I dont need complicated value but your average value is very misleading because it is too vague ( for the reason i have explained in my last post )
Ukrainian scientists? Who is it?
Just see Russian – Syria thread
loads of radar scattering graphs there that can tell a more details story ( Yes, i know that even them cant tell us everything because we don’t know capabilities of specific RAM and RAS, we can only simulate shaping )


There are official data for certain types of aircraft. For example the Su-27, the minimum RCS – 5 m2, the maximum RCS – 15 m2.
Russian experts (Lagarkov, Poghosyan and others) claim that the EPR of F-22 – 0.3 m2. This is the minimum value for a modern fighter.

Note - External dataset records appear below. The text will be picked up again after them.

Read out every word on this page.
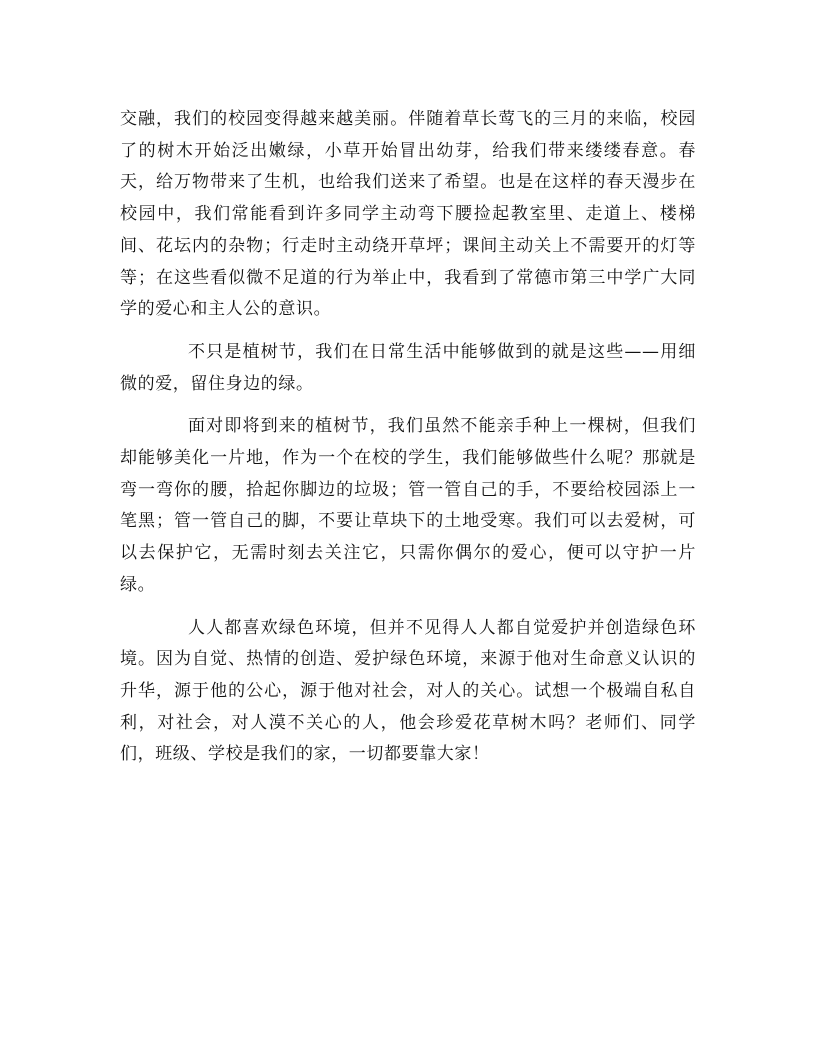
交融，我们的校园变得越来越美丽。伴随着草长莺飞的三月的来临，校园了的树木开始泛出嫩绿，小草开始冒出幼芽，给我们带来缕缕春意。春天，给万物带来了生机，也给我们送来了希望。也是在这样的春天漫步在校园中，我们常能看到许多同学主动弯下腰捡起教室里、走道上、楼梯间、花坛内的杂物；行走时主动绕开草坪；课间主动关上不需要开的灯等等；在这些看似微不足道的行为举止中，我看到了常德市第三中学广大同学的爱心和主人公的意识。

不只是植树节，我们在日常生活中能够做到的就是这些——用细微的爱，留住身边的绿。

面对即将到来的植树节，我们虽然不能亲手种上一棵树，但我们却能够美化一片地，作为一个在校的学生，我们能够做些什么呢？那就是弯一弯你的腰，拾起你脚边的垃圾；管一管自己的手，不要给校园添上一笔黑；管一管自己的脚，不要让草块下的土地受寒。我们可以去爱树，可以去保护它，无需时刻去关注它，只需你偶尔的爱心，便可以守护一片绿。

人人都喜欢绿色环境，但并不见得人人都自觉爱护并创造绿色环境。因为自觉、热情的创造、爱护绿色环境，来源于他对生命意义认识的升华，源于他的公心，源于他对社会，对人的关心。试想一个极端自私自利，对社会，对人漠不关心的人，他会珍爱花草树木吗？老师们、同学们，班级、学校是我们的家，一切都要靠大家！
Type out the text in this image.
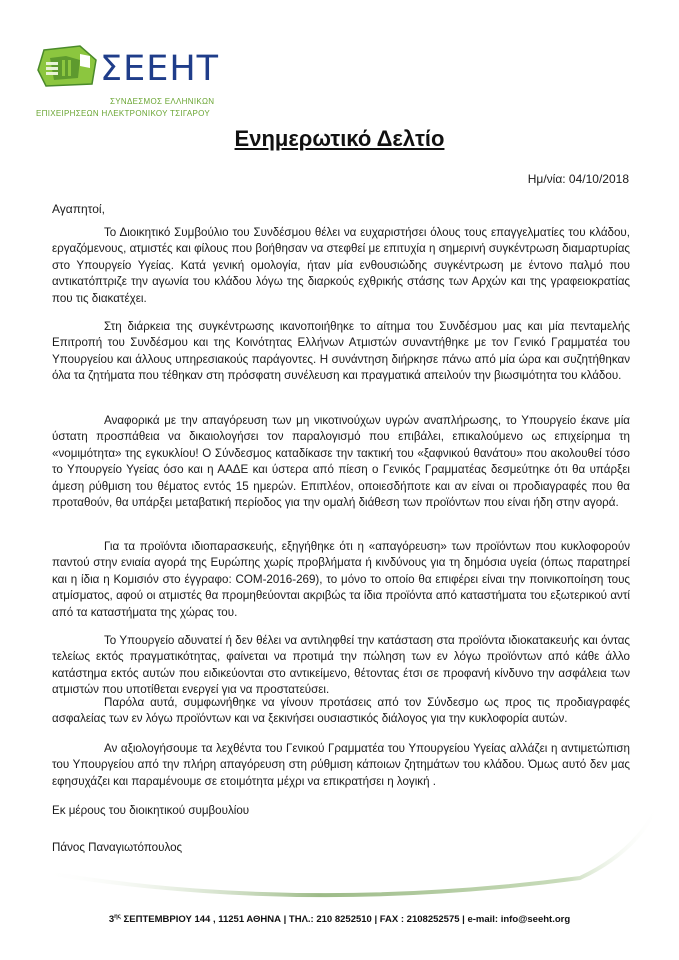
ΣΕΕΗΤ
ΣΥΝΔΕΣΜΟΣ ΕΛΛΗΝΙΚΩΝ
ΕΠΙΧΕΙΡΗΣΕΩΝ ΗΛΕΚΤΡΟΝΙΚΟΥ ΤΣΙΓΑΡΟΥ
Ενημερωτικό Δελτίο
Ημ/νία: 04/10/2018
Αγαπητοί,

Το Διοικητικό Συμβούλιο του Συνδέσμου θέλει να ευχαριστήσει όλους τους επαγγελματίες του κλάδου, εργαζόμενους, ατμιστές και φίλους που βοήθησαν να στεφθεί με επιτυχία η σημερινή συγκέντρωση διαμαρτυρίας στο Υπουργείο Υγείας. Κατά γενική ομολογία, ήταν μία ενθουσιώδης συγκέντρωση με έντονο παλμό που αντικατόπτριζε την αγωνία του κλάδου λόγω της διαρκούς εχθρικής στάσης των Αρχών και της γραφειοκρατίας που τις διακατέχει.

Στη διάρκεια της συγκέντρωσης ικανοποιήθηκε το αίτημα του Συνδέσμου μας και μία πενταμελής Επιτροπή του Συνδέσμου και της Κοινότητας Ελλήνων Ατμιστών συναντήθηκε με τον Γενικό Γραμματέα του Υπουργείου και άλλους υπηρεσιακούς παράγοντες. Η συνάντηση διήρκησε πάνω από μία ώρα και συζητήθηκαν όλα τα ζητήματα που τέθηκαν στη πρόσφατη συνέλευση και πραγματικά απειλούν την βιωσιμότητα του κλάδου.

Αναφορικά με την απαγόρευση των μη νικοτινούχων υγρών αναπλήρωσης, το Υπουργείο έκανε μία ύστατη προσπάθεια να δικαιολογήσει τον παραλογισμό που επιβάλει, επικαλούμενο ως επιχείρημα τη «νομιμότητα» της εγκυκλίου! Ο Σύνδεσμος καταδίκασε την τακτική του «ξαφνικού θανάτου» που ακολουθεί τόσο το Υπουργείο Υγείας όσο και η ΑΑΔΕ και ύστερα από πίεση ο Γενικός Γραμματέας δεσμεύτηκε ότι θα υπάρξει άμεση ρύθμιση του θέματος εντός 15 ημερών. Επιπλέον, οποιεσδήποτε και αν είναι οι προδιαγραφές που θα προταθούν, θα υπάρξει μεταβατική περίοδος για την ομαλή διάθεση των προϊόντων που είναι ήδη στην αγορά.

Για τα προϊόντα ιδιοπαρασκευής, εξηγήθηκε ότι η «απαγόρευση» των προϊόντων που κυκλοφορούν παντού στην ενιαία αγορά της Ευρώπης χωρίς προβλήματα ή κινδύνους για τη δημόσια υγεία (όπως παρατηρεί και η ίδια η Κομισιόν στο έγγραφο: COM-2016-269), το μόνο το οποίο θα επιφέρει είναι την ποινικοποίηση τους ατμίσματος, αφού οι ατμιστές θα προμηθεύονται ακριβώς τα ίδια προϊόντα από καταστήματα του εξωτερικού αντί από τα καταστήματα της χώρας του.

Το Υπουργείο αδυνατεί ή δεν θέλει να αντιληφθεί την κατάσταση στα προϊόντα ιδιοκατακευής και όντας τελείως εκτός πραγματικότητας, φαίνεται να προτιμά την πώληση των εν λόγω προϊόντων από κάθε άλλο κατάστημα εκτός αυτών που ειδικεύονται στο αντικείμενο, θέτοντας έτσι σε προφανή κίνδυνο την ασφάλεια των ατμιστών που υποτίθεται ενεργεί για να προστατεύσει.

Παρόλα αυτά, συμφωνήθηκε να γίνουν προτάσεις από τον Σύνδεσμο ως προς τις προδιαγραφές ασφαλείας των εν λόγω προϊόντων και να ξεκινήσει ουσιαστικός διάλογος για την κυκλοφορία αυτών.

Αν αξιολογήσουμε τα λεχθέντα του Γενικού Γραμματέα του Υπουργείου Υγείας αλλάζει η αντιμετώπιση του Υπουργείου από την πλήρη απαγόρευση στη ρύθμιση κάποιων ζητημάτων του κλάδου. Όμως αυτό δεν μας εφησυχάζει και παραμένουμε σε ετοιμότητα μέχρι να επικρατήσει η λογική .

Εκ μέρους του διοικητικού συμβουλίου
Πάνος Παναγιωτόπουλος
$3^{\eta\varsigma}$ ΣΕΠΤΕΜΒΡΙΟΥ 144 , 11251 ΑΘΗΝΑ | ΤΗΛ.: 210 8252510 | FAX : 2108252575 | e-mail: info@seeht.org
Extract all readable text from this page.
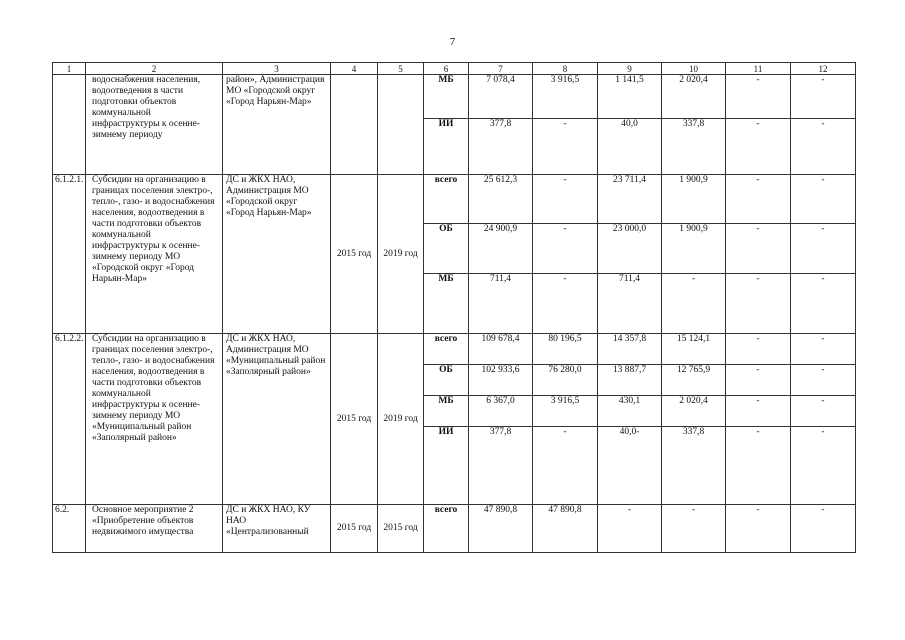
7
1	2	3	4	5	6	7	8	9	10	11	12
	водоснабжения населения, водоотведения в части подготовки объектов коммунальной инфраструктуры к осенне-зимнему периоду	район», Администрация МО «Городской округ «Город Нарьян-Мар»			МБ	7 078,4	3 916,5	1 141,5	2 020,4	-	-
					ИИ	377,8	-	40,0	337,8	-	-
6.1.2.1.	Субсидии на организацию в границах поселения электро-, тепло-, газо- и водоснабжения населения, водоотведения в части подготовки объектов коммунальной инфраструктуры к осенне-зимнему периоду МО «Городской округ «Город Нарьян-Мар»	ДС и ЖКХ НАО, Администрация МО «Городской округ «Город Нарьян-Мар»	2015 год	2019 год	всего	25 612,3	-	23 711,4	1 900,9	-	-
					ОБ	24 900,9	-	23 000,0	1 900,9	-	-
					МБ	711,4	-	711,4	-	-	-
6.1.2.2.	Субсидии на организацию в границах поселения электро-, тепло-, газо- и водоснабжения населения, водоотведения в части подготовки объектов коммунальной инфраструктуры к осенне-зимнему периоду МО «Муниципальный район «Заполярный район»	ДС и ЖКХ НАО, Администрация МО «Муниципальный район «Заполярный район»	2015 год	2019 год	всего	109 678,4	80 196,5	14 357,8	15 124,1	-	-
					ОБ	102 933,6	76 280,0	13 887,7	12 765,9	-	-
					МБ	6 367,0	3 916,5	430,1	2 020,4	-	-
					ИИ	377,8	-	40,0-	337,8	-	-
6.2.	Основное мероприятие 2 «Приобретение объектов недвижимого имущества	ДС и ЖКХ НАО, КУ НАО «Централизованный	2015 год	2015 год	всего	47 890,8	47 890,8	-	-	-	-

Formulas in line 94 and 95 give the same value.http://vivovoco.astronet.ru/VV/JOURNAL/VRAN/03_10/STELLS.HTM
That is a bit too vague to say the least IHMO
EPR could either mean the whole 360 degrees all around or 120 degrees front, or 60 degrees front or, 30 degrees front ( and then there is azimuth factors too) , nevertheless such average estimation would include so many high RCS spikes that isn’t actually pointed at threat radars when aircraft flying toward them, thus giving the wrong impression toward effective RCS that the radar will see. The value also seem significantly higher compared to various computer simulations ( done by Chinese and Ukraine scientists) and manufacturers claims
The task – to compare the aircraft on the basis of the available data. characteristics that can not get officially calculated . Even these simple methods allow to obtain satisfactory results.
I know what you mean ,but what iam trying to say is : those rows i listed doesnt look like available data or involved any forms of simulation , calculation
Dozens?
Personally , I think it would be quite pointless for you guys to argue with Scar because it seem like he already made up his mind, keep on arguing will only mean more insults are thrown around.